GET / POST / PATCH / DELETE /v3/entity-types manage the taxonomy. The body is { name, description?, parentTypeId?, attributeSchema? }.

Two rules to know:

name is immutable. PATCH can change description, parentTypeId, or attributeSchema, but not name — entities reference the type by name, so renaming is not allowed.
DELETE is blocked when the type is in use. If any entity uses the type, or the type has child types, DELETE returns 409. Reassign or remove the dependents first.

Worked example: seeding a small catalog

A realistic seed is wide but shallow — on the order of ~20 types × ~25 synonyms each for an equipment catalog.

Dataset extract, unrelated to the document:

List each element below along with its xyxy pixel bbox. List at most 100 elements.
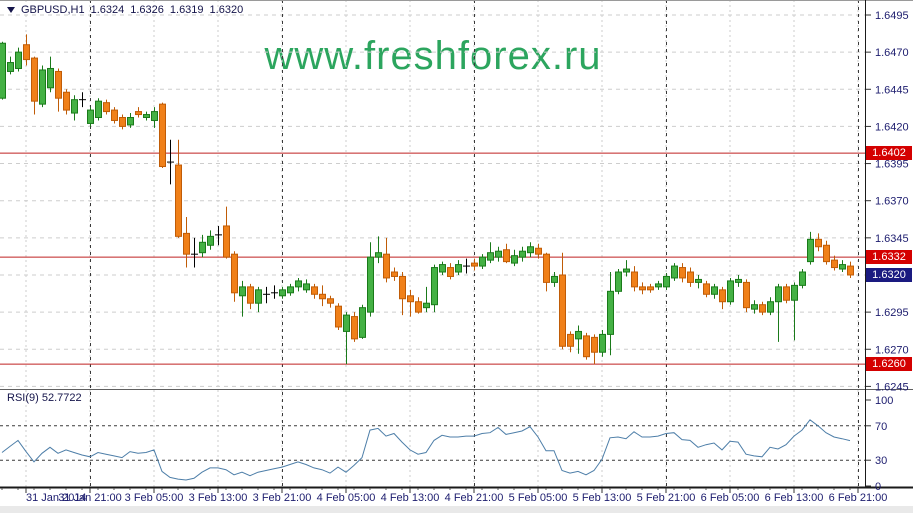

You don't send 500 lines of JSON; you send the shape below and let the row count grow.

First, the types (define the taxonomy and its hierarchy once):

curl -X POST "https://api.bem.ai/v3/entity-types" \
  -H "x-api-key: $BEM_API_KEY" \
  -H "Content-Type: application/json" \
  -d '{ "name": "equipment", "description": "Physical machines in the catalog",
        "attributeSchema": { "type": "object",
          "properties": { "manufacturer": { "type": "string" },
                          "weightKg": { "type": "number" } } } }'

# a child type under "equipment"
curl -X POST "https://api.bem.ai/v3/entity-types" \
  -H "x-api-key: $BEM_API_KEY" \
  -H "Content-Type: application/json" \
  -d '{ "name": "accessory", "parentTypeId": "etype_equipment" }'

Then seed the entities for those types in one bulk call (truncated — the real body repeats this row shape across all ~20 types):

{
  "bucket": "bkt_catalog",
  "onConflict": "merge",
  "entities": [
    {
      "canonical": "Acme Forklift X200",
      "type": "equipment",
      "synonyms": ["X200", "Acme X200", "Forklift X200", "AX-200"],
      "attributes": { "manufacturer": "Acme Corporation", "weightKg": 3200 }
    },
    {
      "canonical": "Globex Pallet Jack PJ-5",
      "type": "equipment",
      "synonyms": ["PJ-5", "Globex PJ5", "Pallet Jack 5"],
      "attributes": { "manufacturer": "Globex Holdings", "weightKg": 95 }
    }
  ]
}

With ~25 synonyms behind each entity, the matcher resolves the abbreviations, SKUs, and trade names in your documents back to the right canonical entity from the first parse — no warm-up period.